I understand why the following theorem holds:
If $R$ is a PID and $M$ is a finitely-generated torsion $R$-module, then there exist $q_1,...,q_s$, non-invertible elements of $R$, such that $q_i \mid q_{i+1}$ for all $i=1,...,s-1$ and:
$$M \cong \prod_{i=1}^s R/Rq_i$$
Moreover, if $q_1 ',...,q_{s'} ' \in R$ satisfy the same hypothesis as the $q_i$'s and $M \cong \prod_{i=1}^{s'} R/Rq_i$, then $s=s'$ and $Rq_i = Rq_i '$ for all $i$.
The $q_i$'s in the theorem are called the invariant factors of the module $M$.
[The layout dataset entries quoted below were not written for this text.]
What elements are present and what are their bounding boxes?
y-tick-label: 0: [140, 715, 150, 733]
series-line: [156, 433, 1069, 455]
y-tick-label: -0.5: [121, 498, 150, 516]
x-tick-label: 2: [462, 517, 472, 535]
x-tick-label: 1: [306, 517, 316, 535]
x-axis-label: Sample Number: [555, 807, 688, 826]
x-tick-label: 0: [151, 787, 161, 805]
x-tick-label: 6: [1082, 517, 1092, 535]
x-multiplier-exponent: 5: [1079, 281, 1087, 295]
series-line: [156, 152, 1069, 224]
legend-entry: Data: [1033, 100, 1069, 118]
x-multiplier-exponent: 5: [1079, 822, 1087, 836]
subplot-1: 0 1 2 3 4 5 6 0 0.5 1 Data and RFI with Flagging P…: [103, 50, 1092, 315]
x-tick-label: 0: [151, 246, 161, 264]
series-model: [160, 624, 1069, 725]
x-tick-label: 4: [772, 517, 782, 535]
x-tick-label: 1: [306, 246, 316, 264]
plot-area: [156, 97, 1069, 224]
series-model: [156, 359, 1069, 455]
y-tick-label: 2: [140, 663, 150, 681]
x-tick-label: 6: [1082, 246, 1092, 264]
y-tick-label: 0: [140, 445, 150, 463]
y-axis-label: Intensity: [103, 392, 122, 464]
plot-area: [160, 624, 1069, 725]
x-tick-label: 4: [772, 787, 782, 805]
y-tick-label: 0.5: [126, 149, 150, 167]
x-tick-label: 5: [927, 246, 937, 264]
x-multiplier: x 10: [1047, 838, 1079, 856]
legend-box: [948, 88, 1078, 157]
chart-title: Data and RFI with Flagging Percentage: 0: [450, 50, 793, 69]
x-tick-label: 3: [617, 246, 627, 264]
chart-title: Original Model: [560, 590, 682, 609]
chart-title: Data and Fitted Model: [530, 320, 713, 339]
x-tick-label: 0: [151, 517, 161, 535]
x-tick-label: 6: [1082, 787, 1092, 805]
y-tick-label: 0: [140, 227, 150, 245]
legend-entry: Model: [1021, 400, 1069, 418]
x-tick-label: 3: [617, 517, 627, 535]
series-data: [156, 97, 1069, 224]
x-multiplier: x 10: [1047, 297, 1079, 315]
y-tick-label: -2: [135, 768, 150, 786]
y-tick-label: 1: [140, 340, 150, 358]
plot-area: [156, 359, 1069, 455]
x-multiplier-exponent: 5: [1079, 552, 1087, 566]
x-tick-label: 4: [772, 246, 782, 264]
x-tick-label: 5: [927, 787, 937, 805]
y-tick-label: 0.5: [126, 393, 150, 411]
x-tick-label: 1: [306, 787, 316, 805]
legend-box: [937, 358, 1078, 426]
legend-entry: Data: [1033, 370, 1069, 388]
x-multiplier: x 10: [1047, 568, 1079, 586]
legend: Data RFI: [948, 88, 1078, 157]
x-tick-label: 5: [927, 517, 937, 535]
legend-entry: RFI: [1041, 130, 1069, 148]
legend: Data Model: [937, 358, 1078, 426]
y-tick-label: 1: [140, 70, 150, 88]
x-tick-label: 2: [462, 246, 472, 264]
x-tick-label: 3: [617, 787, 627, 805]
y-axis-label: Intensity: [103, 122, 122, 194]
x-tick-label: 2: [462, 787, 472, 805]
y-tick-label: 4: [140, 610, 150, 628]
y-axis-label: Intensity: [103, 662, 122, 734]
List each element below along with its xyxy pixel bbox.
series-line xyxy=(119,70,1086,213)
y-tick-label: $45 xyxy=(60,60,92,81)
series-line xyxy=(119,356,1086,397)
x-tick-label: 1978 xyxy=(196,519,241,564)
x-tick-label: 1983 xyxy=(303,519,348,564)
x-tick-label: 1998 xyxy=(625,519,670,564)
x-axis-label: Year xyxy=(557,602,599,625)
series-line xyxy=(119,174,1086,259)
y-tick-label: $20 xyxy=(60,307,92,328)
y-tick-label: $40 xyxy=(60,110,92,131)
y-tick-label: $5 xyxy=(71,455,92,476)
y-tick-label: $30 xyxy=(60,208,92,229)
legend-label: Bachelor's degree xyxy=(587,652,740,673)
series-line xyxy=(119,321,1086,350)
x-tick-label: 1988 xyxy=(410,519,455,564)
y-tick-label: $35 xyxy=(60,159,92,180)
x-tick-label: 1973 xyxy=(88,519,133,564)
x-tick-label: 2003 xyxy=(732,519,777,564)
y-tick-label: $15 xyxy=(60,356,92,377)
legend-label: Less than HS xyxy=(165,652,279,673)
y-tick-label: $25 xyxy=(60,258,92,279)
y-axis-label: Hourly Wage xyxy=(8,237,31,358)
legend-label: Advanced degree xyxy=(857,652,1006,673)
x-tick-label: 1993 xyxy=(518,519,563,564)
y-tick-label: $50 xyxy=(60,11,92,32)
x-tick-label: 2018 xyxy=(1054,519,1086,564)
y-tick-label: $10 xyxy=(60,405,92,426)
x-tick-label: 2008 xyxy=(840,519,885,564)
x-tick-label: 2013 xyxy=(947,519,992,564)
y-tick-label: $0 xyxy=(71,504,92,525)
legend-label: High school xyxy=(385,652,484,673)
I would like to know, though, why is it useful to know the invariant factors?
For an example of how it is useful, let $R=F[X]$ for $F$ a field, and let $V$ be a finite-dimensional $F$-vector space and $T$ a linear operator on $V$. Then $V$ can be made into an $F[X]$-module by letting $X$ act via $T$, and the decomposition $$ V\simeq F[X]/(q_1(X))\oplus \dots\oplus F[X]/(q_s(X)) $$ gives you the rational canonical form of $T$. Moreover, $q_s(X)$ is the minimal polynomial of $T$.
Another common application is to determine the structure of a quotient of $\mathbb{Z}^n$ by some (rank $n$) subgroup $M$, using the Smith normal form of a matrix.